KW 36/2021: Diese Woche resümiert Alex Sonys PlayStation Showcase und die Wichtigkeit ein Spiel auch mal ein Erlebnis sein zu lassen.

Ihr bekommt das ja nicht mit, aber heute bin ich ein bisschen später dran mit diesem Artikel, denn in der Kita stand am Morgen das Entwicklungsgespräch über unseren Erstgeborenen an. Und da der Große sich in letzter Zeit immer häufiger über quälende Langeweile im Kindergarten beschwert, oft nur widerwillig mitkommt und es auch zu Hause viel zwischen ihm und seinem kleinen Bruder knallt, gingen meine Frau und ich mit einem gewissen nervösen Kribbeln im Bauch dorthin. Das fühlte sich an, als wäre man wieder selbst in der Schule und wäre mit seinen Eltern dort vorgeladen, aus welchem Grund auch immer. War am Ende aber doch schön, das eigene Kind mal durch die Augen von jemandem gespiegelt zu bekommen, der es in einer komplett anderen Umgebung erlebt. Definitiv eine interessante, bereichernde Erfahrung, die uns den kleinen Mann in neuen Facetten sehen lässt.
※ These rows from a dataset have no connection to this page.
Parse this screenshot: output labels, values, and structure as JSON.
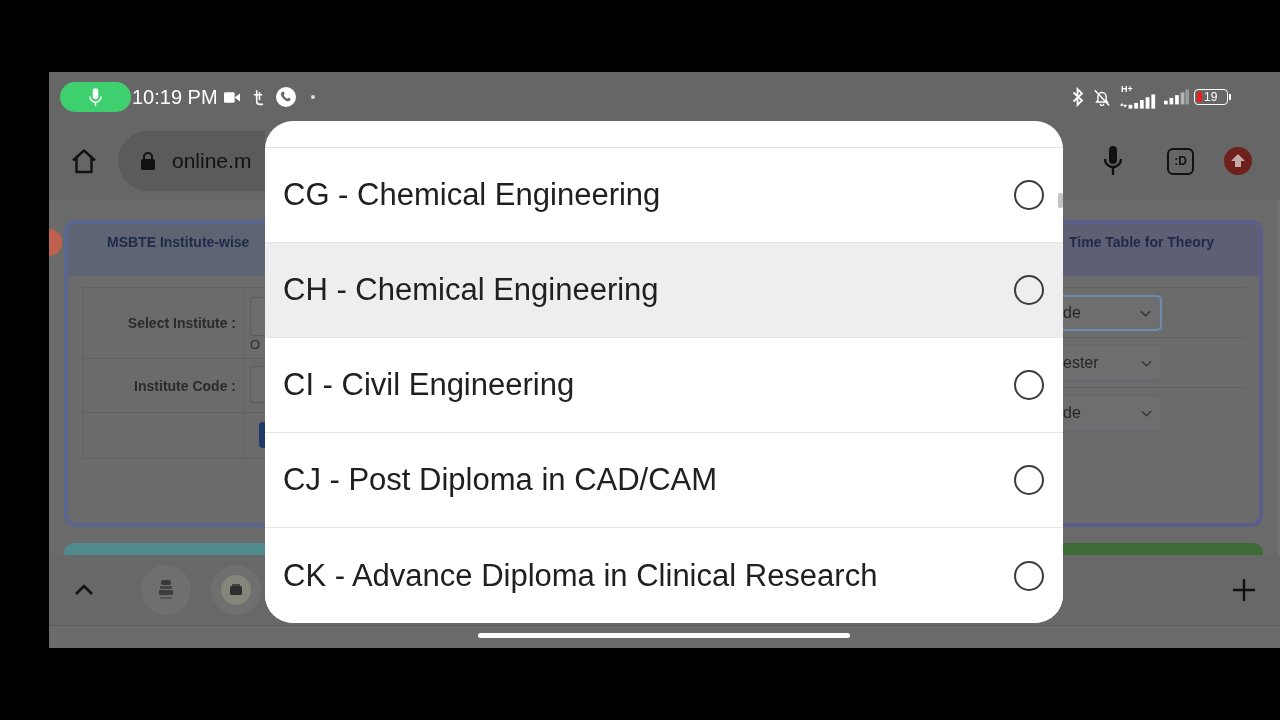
{
  "status_bar": {
    "time": "10:19 PM",
    "network_type": "H+",
    "battery_percent": "19"
  },
  "browser_toolbar": {
    "url": "online.m",
    "extension_label": ":D"
  },
  "page": {
    "left_card": {
      "title": "MSBTE Institute-wise",
      "fields": [
        {
          "label": "Select Institute :"
        },
        {
          "label": "Institute Code :"
        }
      ],
      "separator_text": "O"
    },
    "right_card": {
      "title": "Time Table for Theory",
      "selects": [
        {
          "value": "de",
          "focused": true
        },
        {
          "value": "ester",
          "focused": false
        },
        {
          "value": "de",
          "focused": false
        }
      ]
    }
  },
  "dialog": {
    "options": [
      {
        "label": "CG - Chemical Engineering",
        "highlighted": false,
        "selected": false
      },
      {
        "label": "CH - Chemical Engineering",
        "highlighted": true,
        "selected": false
      },
      {
        "label": "CI - Civil Engineering",
        "highlighted": false,
        "selected": false
      },
      {
        "label": "CJ - Post Diploma in CAD/CAM",
        "highlighted": false,
        "selected": false
      },
      {
        "label": "CK - Advance Diploma in Clinical Research",
        "highlighted": false,
        "selected": false
      }
    ]
  }
}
Ein bisschen Elternmitarbeit war auch gefragt, denn sowohl meine Frau als auch ich sollten ein sonnenförmiges Entwicklungsdiagramm, bei dem jeder Zacken einen Kompetenzbereich unseres Sohnes darstellte, so ausmalen, dass es unserer Einschätzung seiner Entwicklung entspricht. Meine "Strahlen" fielen durchgängig kürzer aus als die meiner Frau - klar, ich wollte auch Spielraum für Bewertungsabstufungen haben, ich alter Videospieletester-Trottel. Klar, dass sich das rächte, als die Erzieherin meinte, ihm unsere Sonnen auch zeigen zu wollen. Schwer zu beschreiben, aber es versetzte mir tatsächlich einen kleinen Stich. Hätte ich das geahnt, ich hätte die Strahlen länger gemacht. Auch wenn die Erzieherin, die wir sehr schätzen, mir glaubhaft versicherte, diesen Eindruck würde sie damit nicht erwecken: Ich könnte nicht ertragen, wenn er glaubte, für mich schiene seine "Sonne" nicht ganz so hell.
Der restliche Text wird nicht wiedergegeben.